Gross bewegt hat die Vorlage vor der Abstimmung allerdings nicht. Eine öffentliche Diskussion blieb aus. Mit der FDP bekämpfte nur eine Partei die Verfassungsänderung. «Es ist schade, dass keine Kontroverse bei dieser staatspolitischen Vorlage stattgefunden hat», sagt FDP-Grossrat Adrian Haas zu SRF.
Die komplizierte Vorlage war fast nicht demokratietauglich.
Es sei jedoch für viele Leute schwierig gewesen, den Inhalt der Verfassungsänderung zu verstehen. «Die komplizierte Vorlage war fast nicht demokratietauglich», bilanziert Haas.
Wie ist das deutliche Ja trotz fehlender öffentlichen Debatte zu erklären? «In so einem Fall vertrauen die Stimmbürgerinnen und Stimmbürger wahrscheinlich den Voten von Parlament und Regierung», sagt der Berner Staatsschreiber Christoph Auer.

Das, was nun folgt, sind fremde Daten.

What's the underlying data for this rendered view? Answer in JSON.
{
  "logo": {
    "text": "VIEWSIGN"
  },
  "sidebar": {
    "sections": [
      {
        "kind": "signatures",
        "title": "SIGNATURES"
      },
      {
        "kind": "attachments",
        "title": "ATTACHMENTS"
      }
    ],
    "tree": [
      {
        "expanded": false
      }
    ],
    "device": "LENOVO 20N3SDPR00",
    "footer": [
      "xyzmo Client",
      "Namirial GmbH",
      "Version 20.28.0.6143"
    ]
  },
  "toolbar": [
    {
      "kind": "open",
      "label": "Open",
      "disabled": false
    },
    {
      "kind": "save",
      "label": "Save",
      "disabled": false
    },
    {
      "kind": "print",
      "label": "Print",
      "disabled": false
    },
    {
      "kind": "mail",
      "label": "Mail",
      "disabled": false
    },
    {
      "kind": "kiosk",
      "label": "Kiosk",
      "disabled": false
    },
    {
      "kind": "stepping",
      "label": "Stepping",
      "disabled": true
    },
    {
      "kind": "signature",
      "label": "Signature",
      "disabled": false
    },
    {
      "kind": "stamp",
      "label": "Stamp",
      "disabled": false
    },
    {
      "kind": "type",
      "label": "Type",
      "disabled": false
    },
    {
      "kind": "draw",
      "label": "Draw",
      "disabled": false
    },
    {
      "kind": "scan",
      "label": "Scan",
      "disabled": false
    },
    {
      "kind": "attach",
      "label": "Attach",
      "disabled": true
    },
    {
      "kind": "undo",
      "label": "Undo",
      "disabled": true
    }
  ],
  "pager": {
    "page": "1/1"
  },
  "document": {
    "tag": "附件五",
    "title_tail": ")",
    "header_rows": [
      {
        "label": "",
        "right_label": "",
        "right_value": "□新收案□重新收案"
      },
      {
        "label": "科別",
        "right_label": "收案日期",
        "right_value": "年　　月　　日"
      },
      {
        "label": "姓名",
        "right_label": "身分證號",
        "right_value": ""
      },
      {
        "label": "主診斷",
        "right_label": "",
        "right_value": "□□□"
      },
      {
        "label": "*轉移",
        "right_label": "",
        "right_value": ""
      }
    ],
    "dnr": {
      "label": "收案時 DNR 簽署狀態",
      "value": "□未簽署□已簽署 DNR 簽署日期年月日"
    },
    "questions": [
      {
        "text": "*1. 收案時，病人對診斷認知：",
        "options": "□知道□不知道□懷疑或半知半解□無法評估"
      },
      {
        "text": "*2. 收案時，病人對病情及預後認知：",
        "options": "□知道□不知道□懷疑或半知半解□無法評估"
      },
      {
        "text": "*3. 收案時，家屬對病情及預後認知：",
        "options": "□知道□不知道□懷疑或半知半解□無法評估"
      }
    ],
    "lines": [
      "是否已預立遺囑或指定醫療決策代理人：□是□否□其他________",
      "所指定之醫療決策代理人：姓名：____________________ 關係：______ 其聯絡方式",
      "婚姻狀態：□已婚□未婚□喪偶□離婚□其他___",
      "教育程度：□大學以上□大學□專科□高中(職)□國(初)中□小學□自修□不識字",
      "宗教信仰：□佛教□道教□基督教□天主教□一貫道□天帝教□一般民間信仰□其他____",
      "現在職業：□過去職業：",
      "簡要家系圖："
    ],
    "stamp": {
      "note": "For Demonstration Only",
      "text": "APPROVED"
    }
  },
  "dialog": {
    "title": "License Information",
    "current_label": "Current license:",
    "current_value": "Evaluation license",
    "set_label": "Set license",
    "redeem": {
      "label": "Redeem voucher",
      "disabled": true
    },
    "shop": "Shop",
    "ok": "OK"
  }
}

Parlament konnte Volk ausbremsen
Im Kanton Bern kann das Parlament bei einer Vorlage das Volk über zwei Varianten abstimmen lassen. Dies nennt sich Eventualantrag. Stimmbürgerinnen und Stimmbürger können ihrerseits zu Vorlagen des Kantonsparlaments mit einem Volksvorschlag eine Variante vorschlagen und so eine Volksabstimmung erzwingen. Für das konstruktive Referendum braucht es innert drei Monaten 10'000 gültige Unterschriften.
Der Knackpunkt: Mit der bisherigen Gesetzgebung konnten Volksvorschläge mit einem «Buebetrickli» ausgebremst werden. Ein Volksvorschlag war nur dann möglich, wenn das Parlament keinen Eventualantrag beschlossen hatte.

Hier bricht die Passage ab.